Uma vez que o critério da pureza é a aptidão de participar do jogo consumista, os deixados fora como um “problema”, como a “sujeira” que precisa ser removida, são consumidores falhos – pessoas incapazes de responder aos atrativos do mercado consumidor porque lhes faltam os recursos requeridos.1

O “tempo de Marta” exige que as pessoas consumam. Por isso, os produtos já vêm com a obsolescência programada para que estraguem logo e as pessoas continuem comprando em massa, gerando uma enormidade de problemas como a degradação ambiental através do alto número de produtos eletrônicos, baterias, lâmpadas e plástico jogados nos lixos.
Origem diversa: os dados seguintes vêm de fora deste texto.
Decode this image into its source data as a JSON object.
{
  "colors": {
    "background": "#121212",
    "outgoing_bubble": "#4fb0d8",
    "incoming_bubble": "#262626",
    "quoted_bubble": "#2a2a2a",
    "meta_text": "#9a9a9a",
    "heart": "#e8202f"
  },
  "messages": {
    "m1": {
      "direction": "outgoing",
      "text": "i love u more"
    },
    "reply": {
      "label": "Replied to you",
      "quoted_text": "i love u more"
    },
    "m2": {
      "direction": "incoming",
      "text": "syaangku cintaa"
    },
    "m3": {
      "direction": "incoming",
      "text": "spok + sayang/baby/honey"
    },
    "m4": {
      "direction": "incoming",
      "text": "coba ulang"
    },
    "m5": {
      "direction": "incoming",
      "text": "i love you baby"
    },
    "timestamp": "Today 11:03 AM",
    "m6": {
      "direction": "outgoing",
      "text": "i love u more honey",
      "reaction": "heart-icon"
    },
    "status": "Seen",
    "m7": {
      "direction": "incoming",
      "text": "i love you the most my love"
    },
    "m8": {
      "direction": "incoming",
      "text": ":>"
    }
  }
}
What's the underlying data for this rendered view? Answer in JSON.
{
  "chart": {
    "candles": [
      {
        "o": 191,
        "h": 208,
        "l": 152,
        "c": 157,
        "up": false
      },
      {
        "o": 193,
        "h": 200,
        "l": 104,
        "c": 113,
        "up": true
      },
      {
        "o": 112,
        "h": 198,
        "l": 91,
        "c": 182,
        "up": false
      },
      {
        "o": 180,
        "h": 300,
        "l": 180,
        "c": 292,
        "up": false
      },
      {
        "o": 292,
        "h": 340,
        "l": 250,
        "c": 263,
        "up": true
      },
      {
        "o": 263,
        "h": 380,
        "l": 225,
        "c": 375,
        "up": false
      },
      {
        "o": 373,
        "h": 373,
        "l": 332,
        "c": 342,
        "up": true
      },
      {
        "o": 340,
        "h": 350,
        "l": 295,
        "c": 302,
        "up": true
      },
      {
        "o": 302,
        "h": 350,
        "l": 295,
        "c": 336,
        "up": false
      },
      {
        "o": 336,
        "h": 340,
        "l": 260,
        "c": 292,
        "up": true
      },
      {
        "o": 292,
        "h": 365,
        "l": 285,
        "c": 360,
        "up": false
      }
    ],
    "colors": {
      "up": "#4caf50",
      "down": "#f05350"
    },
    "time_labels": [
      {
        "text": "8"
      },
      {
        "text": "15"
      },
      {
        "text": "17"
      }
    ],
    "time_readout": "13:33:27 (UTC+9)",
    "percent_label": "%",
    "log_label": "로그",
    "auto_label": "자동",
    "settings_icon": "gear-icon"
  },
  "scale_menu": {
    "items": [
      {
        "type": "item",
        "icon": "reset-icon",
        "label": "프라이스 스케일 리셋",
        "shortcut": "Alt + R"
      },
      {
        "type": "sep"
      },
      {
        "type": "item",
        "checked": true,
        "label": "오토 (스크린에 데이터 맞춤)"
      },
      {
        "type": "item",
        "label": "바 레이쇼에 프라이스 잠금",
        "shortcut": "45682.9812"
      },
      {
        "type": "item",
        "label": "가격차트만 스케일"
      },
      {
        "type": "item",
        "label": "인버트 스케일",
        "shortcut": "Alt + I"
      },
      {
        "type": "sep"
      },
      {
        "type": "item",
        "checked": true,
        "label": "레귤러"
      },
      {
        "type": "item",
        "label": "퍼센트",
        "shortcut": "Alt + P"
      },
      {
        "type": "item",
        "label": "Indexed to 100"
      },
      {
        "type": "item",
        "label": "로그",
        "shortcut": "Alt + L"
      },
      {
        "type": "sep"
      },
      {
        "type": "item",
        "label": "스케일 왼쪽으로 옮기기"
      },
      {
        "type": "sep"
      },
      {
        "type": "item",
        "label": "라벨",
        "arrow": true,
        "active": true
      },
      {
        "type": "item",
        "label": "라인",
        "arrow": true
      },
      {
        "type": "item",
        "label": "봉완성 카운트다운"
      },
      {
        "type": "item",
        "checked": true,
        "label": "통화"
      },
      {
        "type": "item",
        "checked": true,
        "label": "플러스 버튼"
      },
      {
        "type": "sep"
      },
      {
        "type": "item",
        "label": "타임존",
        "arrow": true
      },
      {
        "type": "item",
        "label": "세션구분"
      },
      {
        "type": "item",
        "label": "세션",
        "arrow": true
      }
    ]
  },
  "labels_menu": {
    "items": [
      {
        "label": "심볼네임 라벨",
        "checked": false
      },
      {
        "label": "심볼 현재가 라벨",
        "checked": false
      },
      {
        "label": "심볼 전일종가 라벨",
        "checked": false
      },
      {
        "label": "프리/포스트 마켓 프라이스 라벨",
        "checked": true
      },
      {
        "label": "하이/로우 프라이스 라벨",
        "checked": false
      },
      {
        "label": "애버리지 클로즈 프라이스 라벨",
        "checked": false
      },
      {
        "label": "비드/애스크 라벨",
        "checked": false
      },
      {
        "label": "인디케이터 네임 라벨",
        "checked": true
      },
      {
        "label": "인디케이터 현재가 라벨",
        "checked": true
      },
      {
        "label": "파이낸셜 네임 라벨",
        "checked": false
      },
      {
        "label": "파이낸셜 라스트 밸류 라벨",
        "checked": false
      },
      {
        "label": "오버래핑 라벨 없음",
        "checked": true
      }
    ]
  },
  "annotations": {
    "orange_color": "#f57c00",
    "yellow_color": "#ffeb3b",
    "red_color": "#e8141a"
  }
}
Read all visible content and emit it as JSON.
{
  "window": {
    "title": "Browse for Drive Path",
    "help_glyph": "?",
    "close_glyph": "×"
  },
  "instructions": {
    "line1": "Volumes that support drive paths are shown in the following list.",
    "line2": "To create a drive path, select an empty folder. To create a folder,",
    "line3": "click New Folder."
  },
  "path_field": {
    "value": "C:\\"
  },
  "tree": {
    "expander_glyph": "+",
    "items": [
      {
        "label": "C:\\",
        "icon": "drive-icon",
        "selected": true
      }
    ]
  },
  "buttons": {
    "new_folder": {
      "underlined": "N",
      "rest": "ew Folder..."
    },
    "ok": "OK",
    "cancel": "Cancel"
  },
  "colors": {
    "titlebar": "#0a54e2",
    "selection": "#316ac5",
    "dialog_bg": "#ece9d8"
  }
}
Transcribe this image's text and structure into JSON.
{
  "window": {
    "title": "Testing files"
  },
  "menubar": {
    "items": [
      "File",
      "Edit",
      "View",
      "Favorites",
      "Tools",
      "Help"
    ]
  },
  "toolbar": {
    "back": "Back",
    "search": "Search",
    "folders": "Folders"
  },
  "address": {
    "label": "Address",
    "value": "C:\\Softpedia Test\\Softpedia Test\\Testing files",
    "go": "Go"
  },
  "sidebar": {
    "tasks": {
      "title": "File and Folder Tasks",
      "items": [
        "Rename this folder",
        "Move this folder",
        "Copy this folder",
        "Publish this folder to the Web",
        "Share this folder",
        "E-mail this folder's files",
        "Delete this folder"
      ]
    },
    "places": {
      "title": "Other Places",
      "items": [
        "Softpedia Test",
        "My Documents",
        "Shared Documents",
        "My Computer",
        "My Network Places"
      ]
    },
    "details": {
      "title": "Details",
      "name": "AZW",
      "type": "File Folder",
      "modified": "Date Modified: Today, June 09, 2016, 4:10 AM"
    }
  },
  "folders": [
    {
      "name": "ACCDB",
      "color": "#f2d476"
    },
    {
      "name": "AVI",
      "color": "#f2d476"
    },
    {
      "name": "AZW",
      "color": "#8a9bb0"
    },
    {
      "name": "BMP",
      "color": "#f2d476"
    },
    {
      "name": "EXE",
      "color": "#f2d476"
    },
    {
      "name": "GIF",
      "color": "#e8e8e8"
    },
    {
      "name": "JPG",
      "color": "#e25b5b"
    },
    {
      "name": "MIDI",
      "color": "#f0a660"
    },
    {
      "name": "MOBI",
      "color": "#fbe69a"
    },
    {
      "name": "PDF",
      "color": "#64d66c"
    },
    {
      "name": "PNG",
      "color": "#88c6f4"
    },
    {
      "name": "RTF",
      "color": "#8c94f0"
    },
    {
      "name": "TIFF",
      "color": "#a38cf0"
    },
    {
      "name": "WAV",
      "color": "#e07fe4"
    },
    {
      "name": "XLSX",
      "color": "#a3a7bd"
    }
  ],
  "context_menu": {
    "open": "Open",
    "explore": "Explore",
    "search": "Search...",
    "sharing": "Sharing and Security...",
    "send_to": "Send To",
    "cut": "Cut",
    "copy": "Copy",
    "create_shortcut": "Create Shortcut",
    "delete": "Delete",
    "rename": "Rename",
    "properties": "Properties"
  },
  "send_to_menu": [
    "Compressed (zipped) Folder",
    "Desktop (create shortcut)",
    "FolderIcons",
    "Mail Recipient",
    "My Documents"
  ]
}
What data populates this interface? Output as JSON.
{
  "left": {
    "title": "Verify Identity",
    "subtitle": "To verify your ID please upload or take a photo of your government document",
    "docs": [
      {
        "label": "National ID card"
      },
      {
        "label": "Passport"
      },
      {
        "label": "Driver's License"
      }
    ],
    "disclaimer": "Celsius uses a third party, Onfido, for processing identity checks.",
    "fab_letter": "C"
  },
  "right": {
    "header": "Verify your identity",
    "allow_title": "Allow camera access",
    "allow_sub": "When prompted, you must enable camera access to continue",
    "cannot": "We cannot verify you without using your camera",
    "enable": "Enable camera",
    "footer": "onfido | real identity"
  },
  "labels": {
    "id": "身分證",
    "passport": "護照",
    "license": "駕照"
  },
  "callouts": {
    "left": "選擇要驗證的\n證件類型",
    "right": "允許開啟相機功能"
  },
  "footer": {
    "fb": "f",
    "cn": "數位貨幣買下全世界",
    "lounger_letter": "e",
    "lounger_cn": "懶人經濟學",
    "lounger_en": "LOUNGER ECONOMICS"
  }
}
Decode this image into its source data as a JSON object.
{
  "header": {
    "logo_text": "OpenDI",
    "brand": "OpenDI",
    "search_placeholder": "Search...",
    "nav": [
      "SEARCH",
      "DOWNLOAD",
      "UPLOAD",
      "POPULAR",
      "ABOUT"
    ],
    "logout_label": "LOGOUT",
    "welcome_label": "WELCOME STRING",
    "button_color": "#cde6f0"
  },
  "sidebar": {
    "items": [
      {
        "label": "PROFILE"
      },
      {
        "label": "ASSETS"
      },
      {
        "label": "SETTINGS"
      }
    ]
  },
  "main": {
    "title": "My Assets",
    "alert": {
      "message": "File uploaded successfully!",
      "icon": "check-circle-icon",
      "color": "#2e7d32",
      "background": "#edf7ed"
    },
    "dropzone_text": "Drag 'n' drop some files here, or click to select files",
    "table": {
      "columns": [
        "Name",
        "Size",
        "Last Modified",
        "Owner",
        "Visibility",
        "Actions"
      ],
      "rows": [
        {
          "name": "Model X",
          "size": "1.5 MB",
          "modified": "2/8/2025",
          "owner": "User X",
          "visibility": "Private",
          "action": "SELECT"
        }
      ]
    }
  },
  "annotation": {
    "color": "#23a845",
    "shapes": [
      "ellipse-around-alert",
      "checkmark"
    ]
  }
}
No “tempo de Marta”, a felicidade se mede não por se contentar com o que se tem e administrar bem os próprios recursos; ao contrário, nesse tempo a felicidade se mede pelo poder de compra, corroborado pela alegria de postar nas redes sociais para todos verem.

6 VIDA DIGITAL

Estudos recentes indicam que as novas gerações que estão vindo agora têm uma profunda sede por coisas “não digitais”, ou seja, por coisas “reais”, que podem ser tocadas, movimentadas, manipuladas, que tem cheiro, matéria, cor, formato. Uma das constatações disso é a volta do disco de vinil ao mercado. Empresas tem lucrado muito com esse nicho especialmente por causa da nova geração que cansou de ouvir músicas no spotify, no deezer, no youtube. Só no ano passado, a indústria cresceu 140%, juntamente com um retorno expressivo das fitas K7:

 

Talvez a “sede pelo analógico” seja uma sede pelo toque, pelo abraço, pelo carinho, enfim, uma sede por humanidade.

Como “Martas” que trabalham incansavelmente, estamos com saudade de experiências reais com coisas reais. Podemos usar o Disco de Vinil como exemplo. Assim diz David Sax, autor do livro “A Vingança dos Analógicos”: “A música se transformou em dados, mais um conjunto de zeros e uns flutuando em seu disco rígido, invisível e impossível de ser manuseada. Nada é mais sem graça do que dados”2.

Com isso não estou dizendo que agora todos nós (assim como o P. William) devemos começar a comprar Discos de Vinil. O que estou querendo dizer é que precisamos reaprender a investir tempo em coisas analógicas, ou seja, momentos em que o celular, a televisão ou outras tecnologias não sejam necessárias; momentos de conversa, recordação e empatia em família.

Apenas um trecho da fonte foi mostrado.